Mechanosensitive (MS) ion channels can sense and gate in response to mechanical forces, thus are able to convert the mechanical into electrical or chemical signals. MscK is the largest MscS-like MS channel, whose structure and function is unknown. In this project, we solved the structures of MscK in different conditions and conformational states by cryo-EM to intermediate resolution. These structures show that MscK features a curved transmembrane domain, which transits from curved to flat during its gating. The unique transmembrane domain we identified indicates that curvatures of the transmembrane domain and lipid membrane are conserved elements in the gating mechanism of this class of MS channels.
MscL is a well-studied MS channel, whose gating mechanism is still not clear because of the lack of its open state structure. Previously our group identified that bulk mutations of residue L89 could stabilize the MscL from Mycobacterium tuberculosis (TbMscL) in a sub-opened state. In this project, we performed MD simulations of TbMscL under different conditions and found that the sub-state is formed by blocking the lipids from penetrating hydrophobic pockets, which comes in support of the “lipid moves first” gating model according to which pocket delipidation is essential for MS channels to open.
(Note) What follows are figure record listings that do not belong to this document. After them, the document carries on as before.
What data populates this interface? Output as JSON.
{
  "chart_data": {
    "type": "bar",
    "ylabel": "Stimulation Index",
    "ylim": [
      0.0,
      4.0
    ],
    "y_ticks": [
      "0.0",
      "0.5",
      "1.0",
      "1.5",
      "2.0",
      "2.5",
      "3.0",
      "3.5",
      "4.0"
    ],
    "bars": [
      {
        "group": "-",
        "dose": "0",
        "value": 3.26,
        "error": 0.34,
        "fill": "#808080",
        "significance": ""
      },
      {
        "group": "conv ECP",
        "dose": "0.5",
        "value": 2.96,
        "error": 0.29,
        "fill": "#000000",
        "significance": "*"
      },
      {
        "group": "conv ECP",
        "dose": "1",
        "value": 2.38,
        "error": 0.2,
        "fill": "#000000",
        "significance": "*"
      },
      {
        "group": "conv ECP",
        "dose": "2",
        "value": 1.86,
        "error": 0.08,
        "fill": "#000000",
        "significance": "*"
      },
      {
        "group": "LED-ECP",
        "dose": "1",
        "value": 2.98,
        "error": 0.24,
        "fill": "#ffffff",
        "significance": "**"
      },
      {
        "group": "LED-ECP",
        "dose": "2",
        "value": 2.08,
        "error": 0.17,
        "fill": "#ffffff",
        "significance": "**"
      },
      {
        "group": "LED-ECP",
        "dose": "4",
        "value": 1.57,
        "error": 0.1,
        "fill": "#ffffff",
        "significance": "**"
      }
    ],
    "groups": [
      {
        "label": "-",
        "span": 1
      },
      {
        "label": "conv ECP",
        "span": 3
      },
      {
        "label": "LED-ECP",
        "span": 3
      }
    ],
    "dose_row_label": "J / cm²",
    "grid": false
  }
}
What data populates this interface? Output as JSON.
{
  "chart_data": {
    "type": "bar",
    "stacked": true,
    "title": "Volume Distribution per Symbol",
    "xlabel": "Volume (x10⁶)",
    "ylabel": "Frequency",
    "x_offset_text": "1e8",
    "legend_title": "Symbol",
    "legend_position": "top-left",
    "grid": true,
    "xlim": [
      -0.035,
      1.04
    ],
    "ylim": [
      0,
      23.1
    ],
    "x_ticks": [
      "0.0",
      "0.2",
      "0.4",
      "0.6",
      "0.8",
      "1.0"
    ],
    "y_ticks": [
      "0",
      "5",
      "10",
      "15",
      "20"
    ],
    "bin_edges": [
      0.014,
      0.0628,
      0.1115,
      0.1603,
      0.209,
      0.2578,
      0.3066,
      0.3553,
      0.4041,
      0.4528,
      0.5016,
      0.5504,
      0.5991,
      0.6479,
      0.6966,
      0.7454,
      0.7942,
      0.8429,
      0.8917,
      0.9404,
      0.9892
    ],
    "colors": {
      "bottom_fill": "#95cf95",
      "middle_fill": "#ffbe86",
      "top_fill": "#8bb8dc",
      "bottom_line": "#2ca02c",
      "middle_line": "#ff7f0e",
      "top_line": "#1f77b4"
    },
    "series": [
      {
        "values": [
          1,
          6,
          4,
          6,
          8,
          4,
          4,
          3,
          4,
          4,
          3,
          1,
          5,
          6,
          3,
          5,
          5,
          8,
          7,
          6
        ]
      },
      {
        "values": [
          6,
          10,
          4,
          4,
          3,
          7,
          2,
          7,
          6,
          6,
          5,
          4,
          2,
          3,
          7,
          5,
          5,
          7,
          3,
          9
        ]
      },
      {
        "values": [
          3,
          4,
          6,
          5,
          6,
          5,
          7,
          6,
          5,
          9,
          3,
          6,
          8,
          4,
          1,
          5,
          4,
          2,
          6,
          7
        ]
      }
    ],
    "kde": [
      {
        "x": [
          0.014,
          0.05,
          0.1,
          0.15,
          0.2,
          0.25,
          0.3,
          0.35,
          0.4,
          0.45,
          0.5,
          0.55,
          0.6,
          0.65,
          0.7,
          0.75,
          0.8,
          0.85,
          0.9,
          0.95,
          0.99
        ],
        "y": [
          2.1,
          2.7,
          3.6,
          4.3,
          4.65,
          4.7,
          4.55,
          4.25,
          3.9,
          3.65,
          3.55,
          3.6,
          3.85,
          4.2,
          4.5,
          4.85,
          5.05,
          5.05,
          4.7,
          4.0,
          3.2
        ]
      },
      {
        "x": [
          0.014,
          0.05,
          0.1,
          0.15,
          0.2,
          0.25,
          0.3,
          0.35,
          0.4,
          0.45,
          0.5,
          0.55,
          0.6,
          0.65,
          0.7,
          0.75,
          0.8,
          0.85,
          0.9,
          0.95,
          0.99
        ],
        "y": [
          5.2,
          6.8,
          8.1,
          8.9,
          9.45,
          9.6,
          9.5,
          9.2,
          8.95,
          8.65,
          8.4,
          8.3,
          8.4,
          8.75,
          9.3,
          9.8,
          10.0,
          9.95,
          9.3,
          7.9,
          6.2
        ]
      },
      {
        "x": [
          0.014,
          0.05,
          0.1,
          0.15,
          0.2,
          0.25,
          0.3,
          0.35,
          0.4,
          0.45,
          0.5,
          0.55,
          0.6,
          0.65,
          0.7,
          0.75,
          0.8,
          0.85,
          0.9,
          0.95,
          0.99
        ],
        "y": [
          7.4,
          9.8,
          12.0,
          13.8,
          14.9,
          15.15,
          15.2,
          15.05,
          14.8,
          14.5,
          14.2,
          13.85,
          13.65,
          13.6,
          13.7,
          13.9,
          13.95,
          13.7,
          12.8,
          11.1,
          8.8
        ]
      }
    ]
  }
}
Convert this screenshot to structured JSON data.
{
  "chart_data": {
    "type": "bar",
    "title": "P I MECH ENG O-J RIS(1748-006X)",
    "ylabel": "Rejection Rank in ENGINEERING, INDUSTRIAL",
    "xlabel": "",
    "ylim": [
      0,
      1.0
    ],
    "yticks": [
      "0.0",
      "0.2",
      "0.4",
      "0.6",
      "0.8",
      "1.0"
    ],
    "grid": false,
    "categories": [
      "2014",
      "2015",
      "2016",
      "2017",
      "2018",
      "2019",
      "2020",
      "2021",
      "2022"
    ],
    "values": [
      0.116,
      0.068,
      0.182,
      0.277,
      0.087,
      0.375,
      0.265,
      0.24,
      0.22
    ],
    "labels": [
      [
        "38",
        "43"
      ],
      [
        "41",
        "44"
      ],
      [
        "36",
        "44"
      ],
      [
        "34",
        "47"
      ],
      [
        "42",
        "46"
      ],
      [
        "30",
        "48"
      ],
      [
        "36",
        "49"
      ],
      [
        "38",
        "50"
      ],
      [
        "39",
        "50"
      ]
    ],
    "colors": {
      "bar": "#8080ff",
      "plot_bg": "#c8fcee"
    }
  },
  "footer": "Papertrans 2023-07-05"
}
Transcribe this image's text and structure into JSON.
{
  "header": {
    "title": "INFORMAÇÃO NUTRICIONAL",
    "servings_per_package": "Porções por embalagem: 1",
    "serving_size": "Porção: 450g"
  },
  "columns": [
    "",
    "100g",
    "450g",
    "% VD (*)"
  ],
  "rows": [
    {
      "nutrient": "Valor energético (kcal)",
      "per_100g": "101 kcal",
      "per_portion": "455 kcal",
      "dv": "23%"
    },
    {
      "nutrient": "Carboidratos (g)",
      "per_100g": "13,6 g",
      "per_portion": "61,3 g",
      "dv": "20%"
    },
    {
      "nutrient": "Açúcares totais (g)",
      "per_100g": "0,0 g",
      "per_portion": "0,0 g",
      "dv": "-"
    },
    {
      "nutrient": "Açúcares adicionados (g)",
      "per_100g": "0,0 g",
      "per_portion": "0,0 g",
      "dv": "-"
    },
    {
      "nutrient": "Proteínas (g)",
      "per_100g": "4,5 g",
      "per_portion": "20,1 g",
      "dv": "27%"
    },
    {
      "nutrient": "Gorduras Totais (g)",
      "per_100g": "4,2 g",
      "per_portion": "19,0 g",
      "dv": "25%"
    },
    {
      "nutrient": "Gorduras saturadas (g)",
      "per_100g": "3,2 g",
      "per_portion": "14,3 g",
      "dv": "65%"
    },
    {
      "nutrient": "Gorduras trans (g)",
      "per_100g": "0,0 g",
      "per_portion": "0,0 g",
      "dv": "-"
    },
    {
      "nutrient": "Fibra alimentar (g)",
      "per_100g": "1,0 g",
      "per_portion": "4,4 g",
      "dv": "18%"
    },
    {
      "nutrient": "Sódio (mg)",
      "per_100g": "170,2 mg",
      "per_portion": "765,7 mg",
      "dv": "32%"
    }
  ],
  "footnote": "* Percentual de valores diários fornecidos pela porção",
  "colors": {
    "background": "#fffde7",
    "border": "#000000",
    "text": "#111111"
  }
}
Phosphatidylserine decarboxylase (PSD) is a conserved membrane anchoring enzyme that converts PS lipid to PE lipids. Particularly, in many bacteria PSD shares the operon with a member of MscS-like family MscM. To investigate the functional and structural relationship between PSD and MscM, we determined the high-resolution structure of PSD in nanodiscs by cryo-EM. We found that multiple PSD dimers can form ring shapes, indicating the native PSD complex should bind to locally curved (protruding) membrane, where MscM may also be localized, indicating PSD and MscM function in cooperation though spatial proximity.